Au XVIe siècle, le phénomène de la piraterie en Méditerranée ne peut pas être séparé de la politique des États. La situation politique est la suivante : les Turcs contrôlent l’essentiel de la Méditerranée orientale tandis que les Espagnols tentent avec difficulté de régner sur la Méditerranée occidentale, le détroit de Sicile constituant la frontière entre les deux zones d’influence. En méditerranée occidentale, les Turcs peuvent compter sur la piraterie barbaresque pour affaiblir l’Espagne. D’autant que les Espagnols craignent de voir les corsaires d’Alger et de Tunis venir donner la main aux morisques de Grenade et du Levant qui sont restés musulmans de cœur. Dans ce contexte d’affrontement bipolaire entre deux empires, l’Empire catholique fruit de l’alliance entre les Espagnols et les Allemands, et l’Empire turco-musulman, des puissances méditerranéennes comme la France et Venise jouent une autre partition.
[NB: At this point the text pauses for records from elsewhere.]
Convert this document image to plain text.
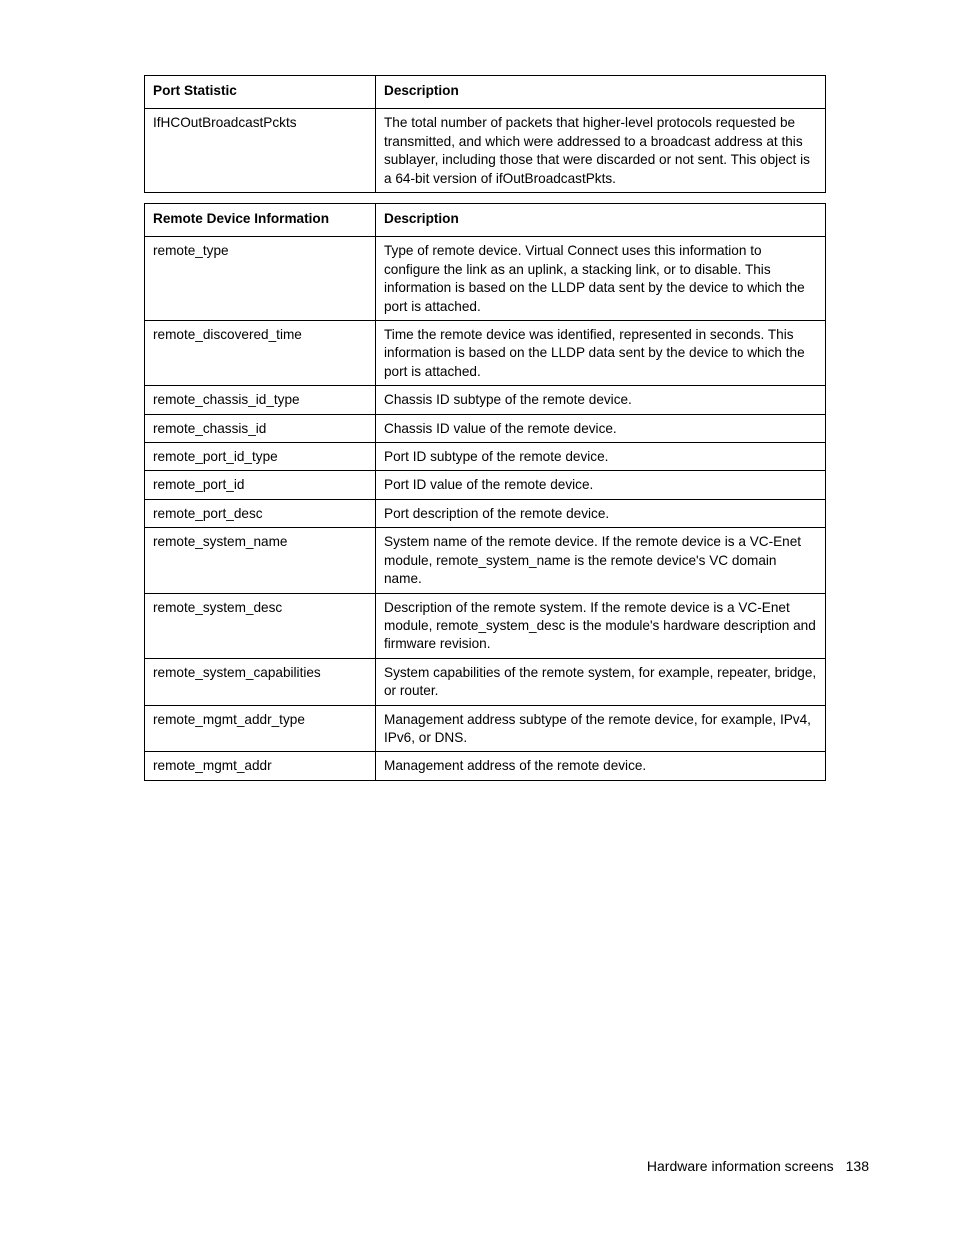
Port Statistic	Description
IfHCOutBroadcastPckts	The total number of packets that higher-level protocols requested be transmitted, and which were addressed to a broadcast address at this sublayer, including those that were discarded or not sent. This object is a 64-bit version of ifOutBroadcastPkts.
Remote Device Information	Description
remote_type	Type of remote device. Virtual Connect uses this information to configure the link as an uplink, a stacking link, or to disable. This information is based on the LLDP data sent by the device to which the port is attached.
remote_discovered_time	Time the remote device was identified, represented in seconds. This information is based on the LLDP data sent by the device to which the port is attached.
remote_chassis_id_type	Chassis ID subtype of the remote device.
remote_chassis_id	Chassis ID value of the remote device.
remote_port_id_type	Port ID subtype of the remote device.
remote_port_id	Port ID value of the remote device.
remote_port_desc	Port description of the remote device.
remote_system_name	System name of the remote device. If the remote device is a VC-Enet module, remote_system_name is the remote device's VC domain name.
remote_system_desc	Description of the remote system. If the remote device is a VC-Enet module, remote_system_desc is the module's hardware description and firmware revision.
remote_system_capabilities	System capabilities of the remote system, for example, repeater, bridge, or router.
remote_mgmt_addr_type	Management address subtype of the remote device, for example, IPv4, IPv6, or DNS.
remote_mgmt_addr	Management address of the remote device.
Hardware information screens 138
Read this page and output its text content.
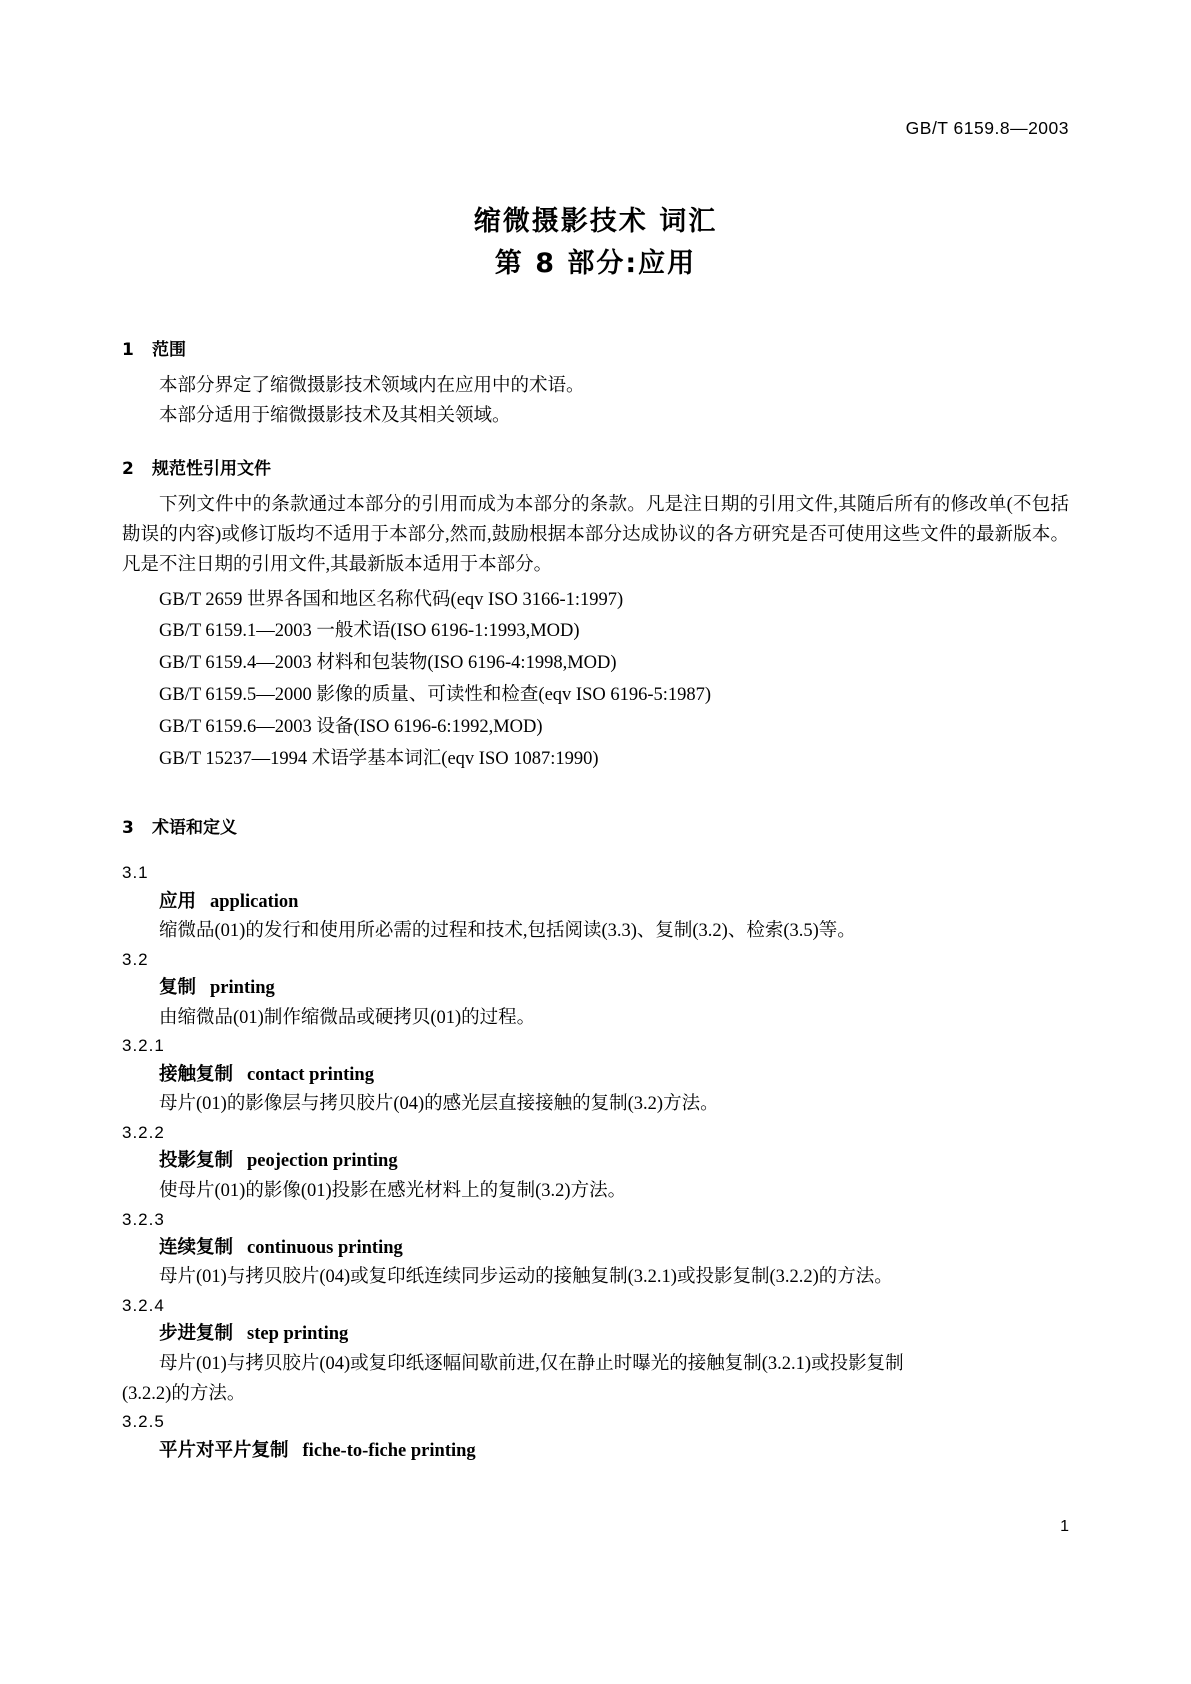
GB/T 6159.8—2003
缩微摄影技术 词汇
第 8 部分:应用
1 范围

本部分界定了缩微摄影技术领域内在应用中的术语。

本部分适用于缩微摄影技术及其相关领域。

2 规范性引用文件

下列文件中的条款通过本部分的引用而成为本部分的条款。凡是注日期的引用文件,其随后所有的修改单(不包括勘误的内容)或修订版均不适用于本部分,然而,鼓励根据本部分达成协议的各方研究是否可使用这些文件的最新版本。凡是不注日期的引用文件,其最新版本适用于本部分。

GB/T 2659 世界各国和地区名称代码(eqv ISO 3166-1:1997)
GB/T 6159.1—2003 一般术语(ISO 6196-1:1993,MOD)
GB/T 6159.4—2003 材料和包装物(ISO 6196-4:1998,MOD)
GB/T 6159.5—2000 影像的质量、可读性和检查(eqv ISO 6196-5:1987)
GB/T 6159.6—2003 设备(ISO 6196-6:1992,MOD)
GB/T 15237—1994 术语学基本词汇(eqv ISO 1087:1990)
3 术语和定义

3.1

应用 application

缩微品(01)的发行和使用所必需的过程和技术,包括阅读(3.3)、复制(3.2)、检索(3.5)等。

3.2

复制 printing

由缩微品(01)制作缩微品或硬拷贝(01)的过程。

3.2.1

接触复制 contact printing

母片(01)的影像层与拷贝胶片(04)的感光层直接接触的复制(3.2)方法。

3.2.2

投影复制 peojection printing

使母片(01)的影像(01)投影在感光材料上的复制(3.2)方法。

3.2.3

连续复制 continuous printing

母片(01)与拷贝胶片(04)或复印纸连续同步运动的接触复制(3.2.1)或投影复制(3.2.2)的方法。

3.2.4

步进复制 step printing

母片(01)与拷贝胶片(04)或复印纸逐幅间歇前进,仅在静止时曝光的接触复制(3.2.1)或投影复制

(3.2.2)的方法。

3.2.5

平片对平片复制 fiche-to-fiche printing

1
La France « fille aînée de l’Église » et félonne à la Chrétienté (voir notre article Un autre regard sur François Ier répertorié lui aussi dans notre thématique Histoire) compte sur son alliance avec l’Ottoman contre l’ensemble habsbourgeois hispano-germanique ; Venise, puissance de la Méditerranée orientale (elle possède Chypre jusqu’en 1573), qui est préoccupée par le maintien de ses intérêts commerciaux et qui accuse le coup de la perte du commerce en Orient depuis que les Portugais ont contourné l’Afrique en passant par le Cap de Bonne Espérance, Venise ménage les Turcs afin que ceux-ci n’attaquent pas ses convois commerciaux. 
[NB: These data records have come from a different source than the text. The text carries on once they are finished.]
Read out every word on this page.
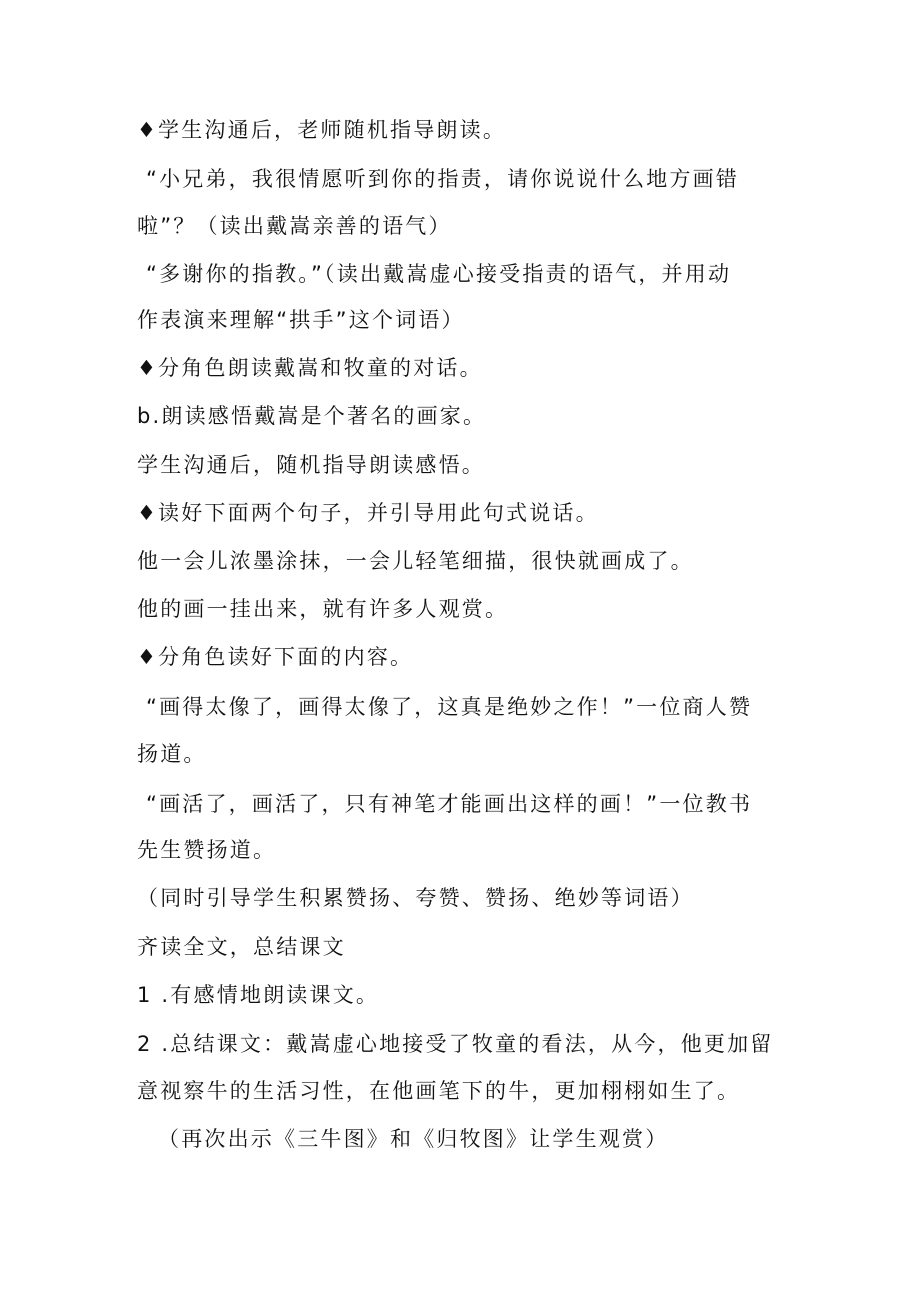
♦学生沟通后，老师随机指导朗读。
“小兄弟，我很情愿听到你的指责，请你说说什么地方画错
啦”？（读出戴嵩亲善的语气）
“多谢你的指教。”（读出戴嵩虚心接受指责的语气，并用动
作表演来理解“拱手”这个词语）
♦分角色朗读戴嵩和牧童的对话。
b.朗读感悟戴嵩是个著名的画家。
学生沟通后，随机指导朗读感悟。
♦读好下面两个句子，并引导用此句式说话。
他一会儿浓墨涂抹，一会儿轻笔细描，很快就画成了。
他的画一挂出来，就有许多人观赏。
♦分角色读好下面的内容。
“画得太像了，画得太像了，这真是绝妙之作！”一位商人赞
扬道。
“画活了，画活了，只有神笔才能画出这样的画！”一位教书
先生赞扬道。
（同时引导学生积累赞扬、夸赞、赞扬、绝妙等词语）
齐读全文，总结课文
1 .有感情地朗读课文。
2 .总结课文：戴嵩虚心地接受了牧童的看法，从今，他更加留
意视察牛的生活习性，在他画笔下的牛，更加栩栩如生了。
（再次出示《三牛图》和《归牧图》让学生观赏）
Tout au long du XVIe siècle, les rapports de force en Méditerranée fluctuent autour de cette confrontation stratégique bipolaire compliquée par les intérêts d’autres puissances méditerranéennes. Jusqu’à la fin du XVe siècle, la Méditerranée est restée un lac chrétien. Dans la première partie du XVIe siècle, les Turcs progressent en Méditerranée : la prise de Rhodes en 1522 chasse les chevaliers de l’Ordre de Saint Jean – qui vont s’établir à Malte, ce sera l’Ordre de Malte qui constituera jusqu’à la fin du XVIIIe siècle, un verrou chrétien entre la Méditerranée orientale et la Méditerranée occidentale – ; la montée en puissance de Barberousse aux côtés des Turcs entre 1535 et 1545 donne la suprématie sur la Méditerranée aux Musulmans. A l’exception de la France, les puissances chrétiennes tentent bien de s’unir : le pape, les Vénitiens et les Génois alignent leurs bateaux aux côtés de ceux de Charles Quint : mais la coalition, trop divisée par les intérêts particuliers, échoue à Prevesa en 1538. En 1541, Charles Quint est défait lui-même devant Alger qu’il ne parvient pas à prendre. En 1543 et 1544, la flotte turque passe l’hiver à Toulon après s’être emparée de Nice. En 1551 Tripoli, prise par les Espagnols en 1510 et confiée aux chevaliers de Malte, est reprise par les Turcs. En 1552, les côtes de Sicile sont razziées ; en 1553, c’est au tour de l’île d’Elbe. C’est ensuite la période d’apogée de la puissance barbaresque : prise du Penon de Velez en 1554, de Bejaïa en 1555 : échec en 1558 d’une incursion espagnole à partir d’Oran qui coûte à l’Espagne 12 000 prisonniers ; désastre de l’expédition espagnole de Djerba en 1560 contre Dragut le Corsaire (28 galères perdues sur 48 avec plusieurs milliers d’hommes). L’année 1560 est l’apogée turque en Méditerranée ; à partir du 1564, les Turcs commenceront cependant à subir des revers.